It was a short while back that Dale Burgman continued to contemplate the possibility while a small crowd filed out of the Butte High Gym.
For as much as the rest of Montana seems to like to degrade Butte and its recent economic struggles, it sure doesn’t seem to mind letting The Mining City do the work, particularly in regard to the hospitable host assignments.
These duties, associated much with all-star recognitions, are not so much drudgery, but activities welcomed to town with arms spread wide. The East-West Shrine Game football classic is now a traveling road show, due to stop, for the second time, in Butte this summer after The Mining City re-lifted it to exalted status two years ago, drawing record crowds and fund-raising.
The game has regained the importance its beneficiaries deserve.
Weather and wavering turnout numbers ended the Jim Patrick Treasure State Classic softball tournament just prior to last spring and hopes are here that the state’s senior girls will again be accommodated in this sport, preferably in an area such as this that does it so well.
The Southwest Montana Basketball Classic boys’ and girls’ hoops doubleheader at Montana Tech each March has become a promise of good, entertaining ball for the region during its few years of existence.
Class C football players have found an all-star home at Montana Tech every June with former head Oredigger coach Bob Green being a driving, influential force in the honor contest, one that has introduced many a prospect to the good education offered at the campus.
Volleyball, though, languishes. The Class AA girls had just had their senior all-star match and Burgman pondered possibilities. Billings was host to the match for some years before deciding it didn’t want to anymore, Burgman noted. A couple of years ago, it looked defunct with no takers willing to find the time, space or inclination.
Somebody from somewhere else turned to Burgman at a AA meeting and inquired as to whether he thought Butte would be willing to put one on for the girls — on about a week’s notice or so.
Burgman reported back, made calls, and Advantage Butte and local businesses stepped up to not only play host to the match at Butte High, with equal generosity put forth by school district personnel and the city’s volleyball officials pool and table workers, but to also provide the honorees a luncheon and lodging.
More than one smiling parent was heard to mutter something like “Butte came through again,” or “You can count on Butte,” while the evening festivities played out for some of the very best girls’ volleyball players in the state.
Burgman, the Butte High head coach, though wondered about Class A, and Class B and Class C. Havre is one site having tried to organize such an event for the smaller classifications, and with mixed success. For whatever reason, gaining consistency in the effort has been difficult.

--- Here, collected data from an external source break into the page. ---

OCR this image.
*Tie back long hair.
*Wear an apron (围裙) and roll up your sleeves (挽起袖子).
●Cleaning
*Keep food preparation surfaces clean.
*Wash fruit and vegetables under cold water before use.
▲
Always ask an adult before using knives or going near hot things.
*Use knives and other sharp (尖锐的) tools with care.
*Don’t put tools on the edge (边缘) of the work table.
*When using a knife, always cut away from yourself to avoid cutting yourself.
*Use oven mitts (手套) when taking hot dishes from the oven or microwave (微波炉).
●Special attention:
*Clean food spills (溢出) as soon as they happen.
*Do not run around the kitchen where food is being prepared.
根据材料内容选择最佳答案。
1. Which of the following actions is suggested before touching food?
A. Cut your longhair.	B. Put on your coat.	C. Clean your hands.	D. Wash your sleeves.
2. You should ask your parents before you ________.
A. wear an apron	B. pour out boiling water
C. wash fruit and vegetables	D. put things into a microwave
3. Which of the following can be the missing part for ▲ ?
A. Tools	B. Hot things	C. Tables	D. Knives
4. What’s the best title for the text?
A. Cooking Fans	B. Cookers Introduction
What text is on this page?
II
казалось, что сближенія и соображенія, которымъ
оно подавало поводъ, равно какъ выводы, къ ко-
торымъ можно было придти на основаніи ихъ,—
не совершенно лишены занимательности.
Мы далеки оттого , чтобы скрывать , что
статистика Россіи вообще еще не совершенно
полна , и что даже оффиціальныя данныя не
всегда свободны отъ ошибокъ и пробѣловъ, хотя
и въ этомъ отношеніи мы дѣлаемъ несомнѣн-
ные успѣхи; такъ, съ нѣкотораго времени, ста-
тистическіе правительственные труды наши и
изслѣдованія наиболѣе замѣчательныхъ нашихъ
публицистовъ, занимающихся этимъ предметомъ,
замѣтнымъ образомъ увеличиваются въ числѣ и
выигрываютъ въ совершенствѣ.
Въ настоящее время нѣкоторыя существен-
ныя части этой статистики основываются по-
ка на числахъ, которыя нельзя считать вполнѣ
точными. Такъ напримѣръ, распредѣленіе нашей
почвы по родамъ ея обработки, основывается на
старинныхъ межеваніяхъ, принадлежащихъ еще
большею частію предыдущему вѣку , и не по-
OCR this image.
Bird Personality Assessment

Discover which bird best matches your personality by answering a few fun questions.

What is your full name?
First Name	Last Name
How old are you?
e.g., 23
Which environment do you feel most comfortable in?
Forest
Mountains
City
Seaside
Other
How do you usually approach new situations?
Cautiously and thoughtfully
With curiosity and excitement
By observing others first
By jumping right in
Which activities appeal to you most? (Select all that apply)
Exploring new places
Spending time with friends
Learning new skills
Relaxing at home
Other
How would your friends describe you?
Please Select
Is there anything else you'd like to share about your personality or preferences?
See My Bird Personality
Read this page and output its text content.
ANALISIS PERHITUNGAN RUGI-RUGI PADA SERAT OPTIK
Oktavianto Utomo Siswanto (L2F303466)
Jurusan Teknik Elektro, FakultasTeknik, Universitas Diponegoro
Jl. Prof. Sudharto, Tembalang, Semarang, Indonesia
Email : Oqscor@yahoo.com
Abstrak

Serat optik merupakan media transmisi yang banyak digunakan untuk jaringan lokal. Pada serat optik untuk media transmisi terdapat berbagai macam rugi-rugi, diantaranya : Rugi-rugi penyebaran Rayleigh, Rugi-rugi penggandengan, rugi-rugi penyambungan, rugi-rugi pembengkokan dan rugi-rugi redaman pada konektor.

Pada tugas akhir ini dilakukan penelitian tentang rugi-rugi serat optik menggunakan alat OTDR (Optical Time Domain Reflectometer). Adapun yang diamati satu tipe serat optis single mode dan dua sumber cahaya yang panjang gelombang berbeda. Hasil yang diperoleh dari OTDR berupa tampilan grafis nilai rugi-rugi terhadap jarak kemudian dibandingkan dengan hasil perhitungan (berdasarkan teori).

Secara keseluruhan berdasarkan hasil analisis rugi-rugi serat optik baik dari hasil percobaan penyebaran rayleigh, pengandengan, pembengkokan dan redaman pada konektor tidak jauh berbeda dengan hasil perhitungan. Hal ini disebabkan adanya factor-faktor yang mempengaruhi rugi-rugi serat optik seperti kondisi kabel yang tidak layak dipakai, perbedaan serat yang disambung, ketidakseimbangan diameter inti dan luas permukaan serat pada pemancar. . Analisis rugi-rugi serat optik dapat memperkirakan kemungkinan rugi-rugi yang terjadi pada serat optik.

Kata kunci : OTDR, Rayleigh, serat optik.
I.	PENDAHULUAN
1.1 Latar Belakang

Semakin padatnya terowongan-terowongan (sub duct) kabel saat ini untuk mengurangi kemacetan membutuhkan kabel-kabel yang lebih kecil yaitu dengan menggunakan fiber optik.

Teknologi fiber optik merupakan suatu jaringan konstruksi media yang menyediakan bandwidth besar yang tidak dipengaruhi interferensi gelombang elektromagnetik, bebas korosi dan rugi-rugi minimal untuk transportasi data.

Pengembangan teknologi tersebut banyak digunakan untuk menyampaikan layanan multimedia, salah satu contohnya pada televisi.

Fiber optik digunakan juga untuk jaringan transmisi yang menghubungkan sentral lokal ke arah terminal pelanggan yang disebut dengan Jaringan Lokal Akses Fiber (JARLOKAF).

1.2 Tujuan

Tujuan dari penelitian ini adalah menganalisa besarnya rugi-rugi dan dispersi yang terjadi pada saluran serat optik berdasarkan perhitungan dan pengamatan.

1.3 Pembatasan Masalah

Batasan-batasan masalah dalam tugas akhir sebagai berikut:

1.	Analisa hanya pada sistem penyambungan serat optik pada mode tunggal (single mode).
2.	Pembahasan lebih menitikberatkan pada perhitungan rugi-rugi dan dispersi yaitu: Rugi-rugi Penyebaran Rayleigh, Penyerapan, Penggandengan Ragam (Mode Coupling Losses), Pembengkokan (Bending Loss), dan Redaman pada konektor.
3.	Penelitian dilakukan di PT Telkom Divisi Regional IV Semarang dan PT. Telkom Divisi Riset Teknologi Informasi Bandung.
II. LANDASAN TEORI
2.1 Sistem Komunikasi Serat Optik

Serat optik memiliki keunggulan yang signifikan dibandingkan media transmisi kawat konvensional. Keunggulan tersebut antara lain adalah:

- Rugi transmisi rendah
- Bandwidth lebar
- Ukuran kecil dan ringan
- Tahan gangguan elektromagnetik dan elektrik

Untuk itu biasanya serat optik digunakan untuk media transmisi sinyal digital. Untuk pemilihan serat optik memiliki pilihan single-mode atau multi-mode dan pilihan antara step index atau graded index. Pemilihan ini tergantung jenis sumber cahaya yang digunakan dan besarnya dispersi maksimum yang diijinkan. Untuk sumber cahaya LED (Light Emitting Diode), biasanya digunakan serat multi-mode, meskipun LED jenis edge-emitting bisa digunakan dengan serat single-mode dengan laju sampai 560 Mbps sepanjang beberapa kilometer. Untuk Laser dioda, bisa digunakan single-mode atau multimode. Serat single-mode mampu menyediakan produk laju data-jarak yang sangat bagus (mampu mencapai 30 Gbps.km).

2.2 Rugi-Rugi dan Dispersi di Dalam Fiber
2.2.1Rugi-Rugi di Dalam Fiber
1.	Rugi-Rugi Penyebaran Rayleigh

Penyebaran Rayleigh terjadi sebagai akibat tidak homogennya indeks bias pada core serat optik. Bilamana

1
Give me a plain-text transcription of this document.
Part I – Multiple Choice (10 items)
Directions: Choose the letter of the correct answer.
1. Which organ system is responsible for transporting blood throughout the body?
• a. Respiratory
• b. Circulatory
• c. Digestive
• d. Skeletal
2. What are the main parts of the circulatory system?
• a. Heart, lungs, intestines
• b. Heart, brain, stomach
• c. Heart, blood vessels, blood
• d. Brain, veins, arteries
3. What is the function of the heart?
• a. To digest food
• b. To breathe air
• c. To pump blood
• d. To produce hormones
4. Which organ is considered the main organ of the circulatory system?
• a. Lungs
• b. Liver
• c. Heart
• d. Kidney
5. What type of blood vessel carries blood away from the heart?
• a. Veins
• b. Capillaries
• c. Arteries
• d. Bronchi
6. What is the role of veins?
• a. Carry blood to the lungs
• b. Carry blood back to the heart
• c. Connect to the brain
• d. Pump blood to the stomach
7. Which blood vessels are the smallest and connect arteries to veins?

The state volleyball tournament has been an all-class production in Bozeman for some years now, similar to the state wrestling meet every year in Billings. Each class gathers its field at its own corner of the Brick Breeden Fieldhouse on the Montana State University campus and four matches are held at a time through the tourney’s championship rounds. The girls can’t help wonder how they’d match up on the same space.
Consistency and decision is what is most needed to reel volleyball to the stage front, Burgman said.
“Let’s schedule this thing on the Thursday night after the state tournament,” he said, noting a Thursday date in November resolves scheduling conflicts with any other prep championship activity that might be taking place during the time frame. “We should be looking at an AA-A-B-C (participation).”
Maybe do it as a short tourney with each classification forming a team, or do it as a best-of-five match with the top players from all classes divided into two teams, maybe with regional affiliations.
“They’ve been keeping that A-B-C one going,” Burgman said. “Apathy (all around) disappoints me. Let’s don’t take this away from the kids.”
Such a gathering might be magnetic to college scouts, too, the Bulldog coach said. He added that the lack of attention given Montana volleyball players by their own in-state college coaches bothers him. A center stage for displaying the home talent, might be beneficial to the programs as well as the prospects.
Giving such chances is close to Burgman’s heart, but he admitted, too, that he is not so much a fan of the current competitive set-up for prep volleyball in the state. He said he would prefer to see Class AA go to divisional tournaments for advancing qualifiers to a singular state Class AA tourney.
The immensity of the activity of an all-class state tourney as now takes place in Bozeman might create a larger and louder buzz, but each match going on might very well also distract some attention from any of the other three going on at the same time. Each match, each team, each girl warrants its own special place, spotlight, in anything so important as a state tournament, it would seem.
It might be another project to undertake. Saving some all-star status and a place for showcasing such prowess might be of a more immediate concern.
Fellow Montanans might like to tweak our noses a little bit when we’re down, but they also seem to realize we can take it, and, so importantly, that they, too, can count on us.